April 19, 1995 - I remember
I remember this day so well.
I grew up in the Oklahoma City Area, my family has been there for 100 years. I was married there, my children born there, and I lived there on that awful day. Our life was intwined in the community and those that worked at the Murrah Building.
I remember those that died. Some that had watched me turn from a teenager to a father.....and had doted on my kids while employees of a credit union, a place I personally banked from the time I was 16. I think about the children that died and pray for their parents and families.
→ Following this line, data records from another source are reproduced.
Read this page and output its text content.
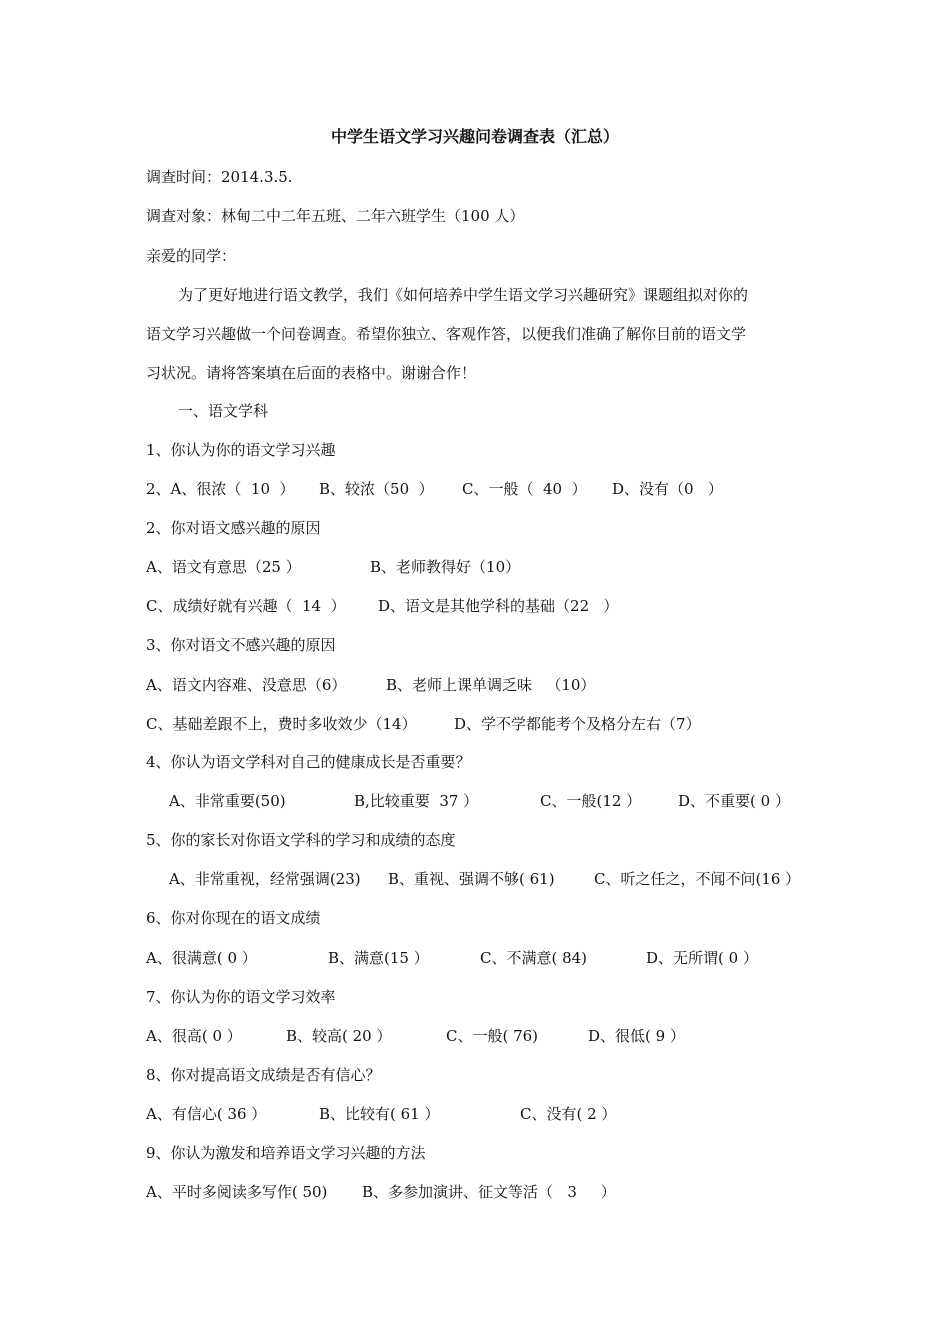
中学生语文学习兴趣问卷调查表（汇总）
调查时间：2014.3.5.
调查对象：林甸二中二年五班、二年六班学生（100 人）
亲爱的同学：
为了更好地进行语文教学，我们《如何培养中学生语文学习兴趣研究》课题组拟对你的
语文学习兴趣做一个问卷调查。希望你独立、客观作答，以便我们准确了解你目前的语文学
习状况。请将答案填在后面的表格中。谢谢合作！
一、语文学科
1、你认为你的语文学习兴趣
2、A、很浓（  10  ） B、较浓（50  ） C、一般（  40  ） D、没有（0   ）
2、你对语文感兴趣的原因
A、语文有意思（25 ）	B、老师教得好（10）
C、成绩好就有兴趣（  14  ） D、语文是其他学科的基础（22   ）
3、你对语文不感兴趣的原因
A、语文内容难、没意思（6）	B、老师上课单调乏味   （10）
C、基础差跟不上，费时多收效少（14） D、学不学都能考个及格分左右（7）
4、你认为语文学科对自己的健康成长是否重要？
A、非常重要(50)	B,比较重要  37 ）	C、一般(12 ） D、不重要( 0 ）
5、你的家长对你语文学科的学习和成绩的态度
A、非常重视，经常强调(23) B、重视、强调不够( 61)	C、听之任之，不闻不问(16 ）
6、你对你现在的语文成绩
A、很满意( 0 ）	B、满意(15 ）	C、不满意( 84)	D、无所谓( 0 ）
7、你认为你的语文学习效率
A、很高( 0 ）	B、较高( 20 ）	C、一般( 76)	D、很低( 9 ）
8、你对提高语文成绩是否有信心？
A、有信心( 36 ）	B、比较有( 61 ）	C、没有( 2 ）
9、你认为激发和培养语文学习兴趣的方法
A、平时多阅读多写作( 50) B、多参加演讲、征文等活（   3     ）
I remember the fear I had for my father……then the sweet sound of his voice on a phone, confirming that he was at home and not in court that day (he parked at the Fed building). I remember the pain the people of my hometown community felt as this tragic event unfolded. I remember trying to explain this to my 6 and 8 year old children and seeing the fear and confusion in their eyes. I remember the next day embracing an elderly lady at the grocery store as she wept. I remember a community that came together to support each other in a tragic time.
But, I try to turn away from the awful feelings……….and remember how I felt a few days later when for just a few hours in this numbing madness……….I was able hear the most important sounds in life……….the laughter of children……..when I was coaching in a little league game two days later…….I remember so well how our stands were FULL of families……..escaping, but for a moment, in the laughter and delight of our children. A momentary escape……..but a memory that sustained us over the weeks……and is now burned in my mind……as a reminder of the most important elements of life.